Gardening Project 2016: Update 2

Week 4

Alrighty so continuing from Update 1, this is an update on week 4 of my seed-sprouted plants.

Everything has been going pretty well so far and haven't had any major problems alhamdulilah, but I did come upon a few issues that needed remedying.

These are my mini-bell pepper plants. Notice the damaged leaves of the bottom plant? The seed shell had stayed stuck onto those first leaves for so long that the first set of true leaves had started to grow beneath. It didn't happen like that for the other plant, so I had to carefully remove the shell, but it seems like they'll be curled and damaged like that for the life of the plant.

I also learned that you shouldn't water pepper plants as often as others, and should wait until the soil is completely dry before watering.

This is the biggest and healthiest Trinidad Scorpion Pepper plant I have, but I'm a little concerned about how small they still are. It's been almost a month! I'm wondering if perhaps my house is too cold? Not enough light? Or is this how fast they actually grow?

Well, they won't be going outside until around June, so I hope they go through a growth spurt before then. I have one other plant that is as big as this one.

These are two other scorpion plants that germinated around the same time as the previous photo! I think the top one is going to die, it just stopped growing. It didn't even straighten out and open it's first leaves yet. The bottom one isn't really getting any bigger, but I really hope it does!

Two days after feeding with liquid fertilizer, the purple undersides of the leaves are turning green again.
 Problem #3 was with the tomato plants. They were all growing quite tall and healthy when I still had them three to a cup, but two days ago I noticed the undersides of the leaves had become deep purple. I researched and found out that this is either normal for tomato plants of this size, or it means that it has a nutrient deficiency.

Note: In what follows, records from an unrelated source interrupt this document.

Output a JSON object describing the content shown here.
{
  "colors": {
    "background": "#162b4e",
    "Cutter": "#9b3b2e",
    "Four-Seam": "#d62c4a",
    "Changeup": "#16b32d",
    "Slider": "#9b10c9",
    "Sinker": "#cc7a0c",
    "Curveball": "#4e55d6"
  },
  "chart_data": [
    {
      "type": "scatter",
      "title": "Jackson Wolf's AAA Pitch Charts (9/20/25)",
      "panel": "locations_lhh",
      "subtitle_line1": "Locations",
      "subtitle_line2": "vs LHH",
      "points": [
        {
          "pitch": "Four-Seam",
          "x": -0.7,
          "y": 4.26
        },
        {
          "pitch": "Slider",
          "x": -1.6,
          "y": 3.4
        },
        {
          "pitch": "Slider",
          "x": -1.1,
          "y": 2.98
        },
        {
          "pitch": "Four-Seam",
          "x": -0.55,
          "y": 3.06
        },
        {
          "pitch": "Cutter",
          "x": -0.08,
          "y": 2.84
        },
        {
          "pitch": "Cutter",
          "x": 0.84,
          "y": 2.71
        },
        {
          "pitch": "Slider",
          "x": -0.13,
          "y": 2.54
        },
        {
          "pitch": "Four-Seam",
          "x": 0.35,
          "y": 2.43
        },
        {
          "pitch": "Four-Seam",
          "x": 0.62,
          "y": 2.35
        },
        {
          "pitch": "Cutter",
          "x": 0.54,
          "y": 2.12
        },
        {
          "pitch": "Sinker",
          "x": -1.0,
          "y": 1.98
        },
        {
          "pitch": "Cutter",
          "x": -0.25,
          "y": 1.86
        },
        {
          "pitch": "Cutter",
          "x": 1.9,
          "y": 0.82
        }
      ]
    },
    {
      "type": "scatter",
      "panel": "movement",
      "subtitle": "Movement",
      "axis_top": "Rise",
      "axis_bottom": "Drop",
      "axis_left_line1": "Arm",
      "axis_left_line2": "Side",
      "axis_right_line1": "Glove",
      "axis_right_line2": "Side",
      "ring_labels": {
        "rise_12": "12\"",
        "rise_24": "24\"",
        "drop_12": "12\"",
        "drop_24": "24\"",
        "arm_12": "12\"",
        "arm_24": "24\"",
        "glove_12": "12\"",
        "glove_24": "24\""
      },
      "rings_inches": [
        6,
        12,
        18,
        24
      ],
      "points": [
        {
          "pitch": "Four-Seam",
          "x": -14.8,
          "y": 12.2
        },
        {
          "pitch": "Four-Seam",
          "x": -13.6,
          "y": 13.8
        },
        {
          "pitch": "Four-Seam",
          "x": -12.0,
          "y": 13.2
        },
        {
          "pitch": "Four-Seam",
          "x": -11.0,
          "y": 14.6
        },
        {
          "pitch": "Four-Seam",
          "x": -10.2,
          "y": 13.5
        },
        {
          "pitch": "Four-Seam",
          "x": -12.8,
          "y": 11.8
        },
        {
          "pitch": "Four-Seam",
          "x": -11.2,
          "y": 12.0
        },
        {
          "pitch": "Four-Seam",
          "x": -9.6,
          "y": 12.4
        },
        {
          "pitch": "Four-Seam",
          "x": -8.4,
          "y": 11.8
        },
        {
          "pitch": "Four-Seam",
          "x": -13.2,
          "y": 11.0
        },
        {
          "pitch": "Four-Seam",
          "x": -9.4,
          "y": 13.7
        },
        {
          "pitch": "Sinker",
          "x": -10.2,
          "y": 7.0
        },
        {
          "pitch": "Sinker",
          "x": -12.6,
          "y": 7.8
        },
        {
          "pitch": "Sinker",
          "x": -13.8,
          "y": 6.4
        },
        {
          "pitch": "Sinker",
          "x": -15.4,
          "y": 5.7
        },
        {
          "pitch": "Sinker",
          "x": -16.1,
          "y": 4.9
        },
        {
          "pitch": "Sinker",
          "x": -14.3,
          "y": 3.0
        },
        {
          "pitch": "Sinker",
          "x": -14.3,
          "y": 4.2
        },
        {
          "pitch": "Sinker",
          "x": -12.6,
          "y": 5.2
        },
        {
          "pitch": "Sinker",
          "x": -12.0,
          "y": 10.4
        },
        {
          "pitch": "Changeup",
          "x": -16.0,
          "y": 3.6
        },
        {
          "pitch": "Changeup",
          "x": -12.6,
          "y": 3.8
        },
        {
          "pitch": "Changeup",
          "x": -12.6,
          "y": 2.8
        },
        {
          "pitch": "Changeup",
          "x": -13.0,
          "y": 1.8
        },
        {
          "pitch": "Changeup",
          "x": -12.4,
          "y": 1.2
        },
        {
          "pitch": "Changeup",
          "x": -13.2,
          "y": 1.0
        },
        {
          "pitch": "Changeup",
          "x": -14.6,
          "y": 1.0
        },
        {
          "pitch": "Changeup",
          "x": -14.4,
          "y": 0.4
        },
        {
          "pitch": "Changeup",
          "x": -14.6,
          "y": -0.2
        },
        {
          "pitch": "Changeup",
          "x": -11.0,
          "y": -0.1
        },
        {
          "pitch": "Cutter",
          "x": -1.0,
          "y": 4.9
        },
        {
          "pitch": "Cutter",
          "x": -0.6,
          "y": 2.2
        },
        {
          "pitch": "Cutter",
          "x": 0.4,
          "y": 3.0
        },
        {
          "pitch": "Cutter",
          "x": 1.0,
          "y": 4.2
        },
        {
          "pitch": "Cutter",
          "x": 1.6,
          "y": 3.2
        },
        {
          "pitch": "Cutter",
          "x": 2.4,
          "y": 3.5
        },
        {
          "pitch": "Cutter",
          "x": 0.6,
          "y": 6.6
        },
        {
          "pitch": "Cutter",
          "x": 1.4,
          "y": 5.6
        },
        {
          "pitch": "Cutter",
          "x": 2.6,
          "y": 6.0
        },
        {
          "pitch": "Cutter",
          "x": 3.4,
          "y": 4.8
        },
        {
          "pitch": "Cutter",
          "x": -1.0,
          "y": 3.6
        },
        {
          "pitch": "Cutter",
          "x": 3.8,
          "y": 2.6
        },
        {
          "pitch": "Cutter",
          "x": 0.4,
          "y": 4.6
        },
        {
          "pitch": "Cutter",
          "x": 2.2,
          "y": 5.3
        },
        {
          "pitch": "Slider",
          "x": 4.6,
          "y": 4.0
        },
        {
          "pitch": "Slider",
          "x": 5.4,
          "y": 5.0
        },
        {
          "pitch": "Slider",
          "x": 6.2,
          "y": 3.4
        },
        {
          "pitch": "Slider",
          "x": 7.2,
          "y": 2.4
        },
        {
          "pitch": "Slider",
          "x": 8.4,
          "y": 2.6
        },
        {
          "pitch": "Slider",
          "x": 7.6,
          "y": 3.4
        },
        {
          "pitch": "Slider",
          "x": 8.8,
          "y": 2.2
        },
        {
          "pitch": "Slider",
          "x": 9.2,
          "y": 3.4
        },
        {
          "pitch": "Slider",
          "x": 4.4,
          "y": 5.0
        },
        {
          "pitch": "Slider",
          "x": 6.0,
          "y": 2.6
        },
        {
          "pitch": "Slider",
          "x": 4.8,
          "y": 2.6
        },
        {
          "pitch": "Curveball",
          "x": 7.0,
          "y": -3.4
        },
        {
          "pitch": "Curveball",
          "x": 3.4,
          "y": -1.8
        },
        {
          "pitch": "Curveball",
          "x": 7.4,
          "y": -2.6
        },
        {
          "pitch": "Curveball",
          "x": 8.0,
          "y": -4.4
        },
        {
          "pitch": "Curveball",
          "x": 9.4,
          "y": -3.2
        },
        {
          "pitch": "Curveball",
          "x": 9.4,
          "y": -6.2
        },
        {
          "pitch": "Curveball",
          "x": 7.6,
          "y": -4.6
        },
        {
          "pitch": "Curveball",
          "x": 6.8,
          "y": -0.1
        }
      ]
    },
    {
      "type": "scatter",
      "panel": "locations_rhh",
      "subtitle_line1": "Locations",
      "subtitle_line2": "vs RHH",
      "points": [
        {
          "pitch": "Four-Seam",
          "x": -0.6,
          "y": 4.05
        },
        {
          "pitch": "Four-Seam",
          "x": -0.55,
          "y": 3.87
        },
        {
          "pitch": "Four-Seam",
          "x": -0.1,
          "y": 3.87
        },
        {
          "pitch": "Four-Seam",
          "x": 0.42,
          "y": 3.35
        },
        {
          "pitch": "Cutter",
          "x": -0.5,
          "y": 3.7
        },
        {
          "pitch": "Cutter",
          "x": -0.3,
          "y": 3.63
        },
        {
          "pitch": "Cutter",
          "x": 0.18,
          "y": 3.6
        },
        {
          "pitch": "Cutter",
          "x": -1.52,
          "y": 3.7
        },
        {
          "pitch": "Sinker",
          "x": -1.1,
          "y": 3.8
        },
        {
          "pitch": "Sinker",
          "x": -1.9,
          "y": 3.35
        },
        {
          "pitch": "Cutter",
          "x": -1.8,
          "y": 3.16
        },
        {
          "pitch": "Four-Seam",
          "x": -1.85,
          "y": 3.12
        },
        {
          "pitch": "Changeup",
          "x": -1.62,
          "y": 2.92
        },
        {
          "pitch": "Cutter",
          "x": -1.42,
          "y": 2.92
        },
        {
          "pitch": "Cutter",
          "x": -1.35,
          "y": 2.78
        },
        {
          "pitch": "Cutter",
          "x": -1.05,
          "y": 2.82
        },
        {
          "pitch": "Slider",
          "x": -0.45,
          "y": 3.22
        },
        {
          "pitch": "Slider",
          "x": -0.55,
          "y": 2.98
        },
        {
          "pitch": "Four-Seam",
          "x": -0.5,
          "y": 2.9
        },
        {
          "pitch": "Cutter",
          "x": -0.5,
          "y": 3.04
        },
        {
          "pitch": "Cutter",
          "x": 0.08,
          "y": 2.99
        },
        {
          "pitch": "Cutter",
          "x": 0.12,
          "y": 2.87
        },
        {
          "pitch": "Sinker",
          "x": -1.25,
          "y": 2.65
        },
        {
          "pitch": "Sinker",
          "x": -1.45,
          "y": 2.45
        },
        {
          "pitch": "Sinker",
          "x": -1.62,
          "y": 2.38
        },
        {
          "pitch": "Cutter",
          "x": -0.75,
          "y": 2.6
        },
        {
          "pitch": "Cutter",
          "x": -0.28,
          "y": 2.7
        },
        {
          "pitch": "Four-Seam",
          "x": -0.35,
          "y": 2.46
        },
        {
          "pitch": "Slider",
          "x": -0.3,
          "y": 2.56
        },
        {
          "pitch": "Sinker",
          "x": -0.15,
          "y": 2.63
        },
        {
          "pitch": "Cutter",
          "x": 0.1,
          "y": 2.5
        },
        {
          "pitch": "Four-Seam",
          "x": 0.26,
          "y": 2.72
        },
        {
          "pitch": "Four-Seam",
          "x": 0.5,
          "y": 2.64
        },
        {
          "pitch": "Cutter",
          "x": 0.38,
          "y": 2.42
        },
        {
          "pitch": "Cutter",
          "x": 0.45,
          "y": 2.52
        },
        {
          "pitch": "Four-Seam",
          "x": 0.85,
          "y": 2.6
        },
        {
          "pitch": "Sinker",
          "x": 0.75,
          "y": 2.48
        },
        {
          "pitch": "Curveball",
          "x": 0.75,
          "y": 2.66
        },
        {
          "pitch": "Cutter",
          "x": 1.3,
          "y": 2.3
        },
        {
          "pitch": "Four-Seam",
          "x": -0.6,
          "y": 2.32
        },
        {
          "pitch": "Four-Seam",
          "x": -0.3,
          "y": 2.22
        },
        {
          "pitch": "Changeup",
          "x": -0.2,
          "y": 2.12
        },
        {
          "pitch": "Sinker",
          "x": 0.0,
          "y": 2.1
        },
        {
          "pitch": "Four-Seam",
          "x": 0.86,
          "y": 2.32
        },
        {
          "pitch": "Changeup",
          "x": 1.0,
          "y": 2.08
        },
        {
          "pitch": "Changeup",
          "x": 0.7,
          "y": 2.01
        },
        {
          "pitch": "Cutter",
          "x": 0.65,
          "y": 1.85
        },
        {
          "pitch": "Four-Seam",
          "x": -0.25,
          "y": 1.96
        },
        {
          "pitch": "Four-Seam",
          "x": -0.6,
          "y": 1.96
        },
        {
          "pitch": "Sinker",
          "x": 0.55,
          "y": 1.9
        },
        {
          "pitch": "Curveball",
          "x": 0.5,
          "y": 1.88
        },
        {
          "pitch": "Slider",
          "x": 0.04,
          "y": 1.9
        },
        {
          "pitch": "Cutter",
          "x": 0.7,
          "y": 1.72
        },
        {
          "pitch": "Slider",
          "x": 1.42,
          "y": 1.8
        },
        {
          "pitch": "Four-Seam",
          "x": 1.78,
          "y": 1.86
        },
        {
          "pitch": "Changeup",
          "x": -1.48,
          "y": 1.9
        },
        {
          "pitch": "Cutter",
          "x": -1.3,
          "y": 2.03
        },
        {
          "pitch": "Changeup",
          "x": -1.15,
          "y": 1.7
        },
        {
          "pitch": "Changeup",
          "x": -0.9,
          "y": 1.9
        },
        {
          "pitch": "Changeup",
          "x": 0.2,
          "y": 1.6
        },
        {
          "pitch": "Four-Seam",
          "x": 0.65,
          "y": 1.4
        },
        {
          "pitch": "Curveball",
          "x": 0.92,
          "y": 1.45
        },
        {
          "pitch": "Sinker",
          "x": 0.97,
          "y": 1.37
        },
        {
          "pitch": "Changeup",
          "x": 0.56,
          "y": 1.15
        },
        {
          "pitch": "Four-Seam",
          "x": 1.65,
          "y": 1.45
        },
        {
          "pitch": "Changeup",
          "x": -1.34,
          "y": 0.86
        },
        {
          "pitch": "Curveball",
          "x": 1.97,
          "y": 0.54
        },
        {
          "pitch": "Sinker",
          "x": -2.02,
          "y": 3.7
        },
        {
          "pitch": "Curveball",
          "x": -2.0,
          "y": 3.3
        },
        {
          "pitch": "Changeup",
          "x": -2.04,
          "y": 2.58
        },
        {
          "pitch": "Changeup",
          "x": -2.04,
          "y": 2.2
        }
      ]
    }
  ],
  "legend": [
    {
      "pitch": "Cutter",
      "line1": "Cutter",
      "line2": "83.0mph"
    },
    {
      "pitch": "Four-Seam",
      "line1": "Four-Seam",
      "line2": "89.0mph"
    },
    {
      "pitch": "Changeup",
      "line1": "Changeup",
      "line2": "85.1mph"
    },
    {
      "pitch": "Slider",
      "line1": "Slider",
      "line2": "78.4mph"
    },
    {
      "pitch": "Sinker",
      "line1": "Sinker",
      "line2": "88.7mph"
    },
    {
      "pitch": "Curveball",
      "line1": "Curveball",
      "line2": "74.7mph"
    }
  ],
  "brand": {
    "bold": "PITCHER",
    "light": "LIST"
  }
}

I hadn't been giving the plants liquid fertilizer as recommended because I thought the potting soil already had fertilizer in it. But I didn't want to take a chance, so I separated the plants into their own cups, and put just a tiny bit of liquid fertilizer into the water and bottom-watered them.

After two days the purple colour started dissipating! So I guess it was a nutrient deficiency.

The leaning tomato plant is one of two that isn't perking up as much as the others, but I'm hoping that it's just because of the transplant shock and they recover soon. This was one of my healthiest plants so I hope it makes it!

These are my Kailaan (Chinese Broccoli) and Mustard Greens seedlings. I really don't now if they're doing well for their age or not, but they seem to be healthy. Their colour is a normal green, not yellow as it appears in the photo.

The only issue I've had with these is that the peat pots dry out really fast, and sometimes I have to water them every day. Otherwise I haven't been giving them extra light because I read that 4-5 hours of sunlight will suffice. The other thing I learned is that even though they are cold weather plants, being on a windowsill during a cold night still might damage them, as you can see on the top plant's leaves.

I'm really happy with my Green onions and they're growing quite nicely! The only thing I haven't really figured out is if they need extra light at night like my tomato plants, or if they'll do okay with just windowsill daylight like the mustard and kailaan.

This is the bottom of the Green onions / scallions container, and as you can see the roots are coming through! This means that lately I've had to make sure to keep the bottom of the soil moist so the roots won't dry out.

Since the Green Onions have been so easy to grow, I decided to start another container of them! I used a tofu container with holes punched out, and seeds I got in the Chinese Vegetables seed pack that I bought from the Philippines.

My thinking is, even if the other stuff I'm growing isn't enough to completely fulfill my cooking needs throughout the summer, a huge supply of never-ending green onions would be a money saver!

Alright it's a little bit hard to see but this is my current setup for giving the plants supplemental light after sunset. What I did was I literally cut pieces of cardboard and taped them together to form a box with the bottom missing, then I cut a huge opening so that my lamp can fit inside without risk of it touching the box at all.

Then, I lined the inside with regular foil to increase the reflectivity inside. The result is that instead of wasting the light from the lamp that would otherwise shine on the floor or walls, all the bulb's light is concentrated on the plants. It seems to be working well so far!

I do recognize that this can be a fire hazard, but I'm using a CFL bulb, and I only put the lamp on when I am around and in my line of sight. I definitely wouldn't leave it on overnight unsupervised.

This is the view from the top of the box's opening where the lamp bends in. It's really bright in there!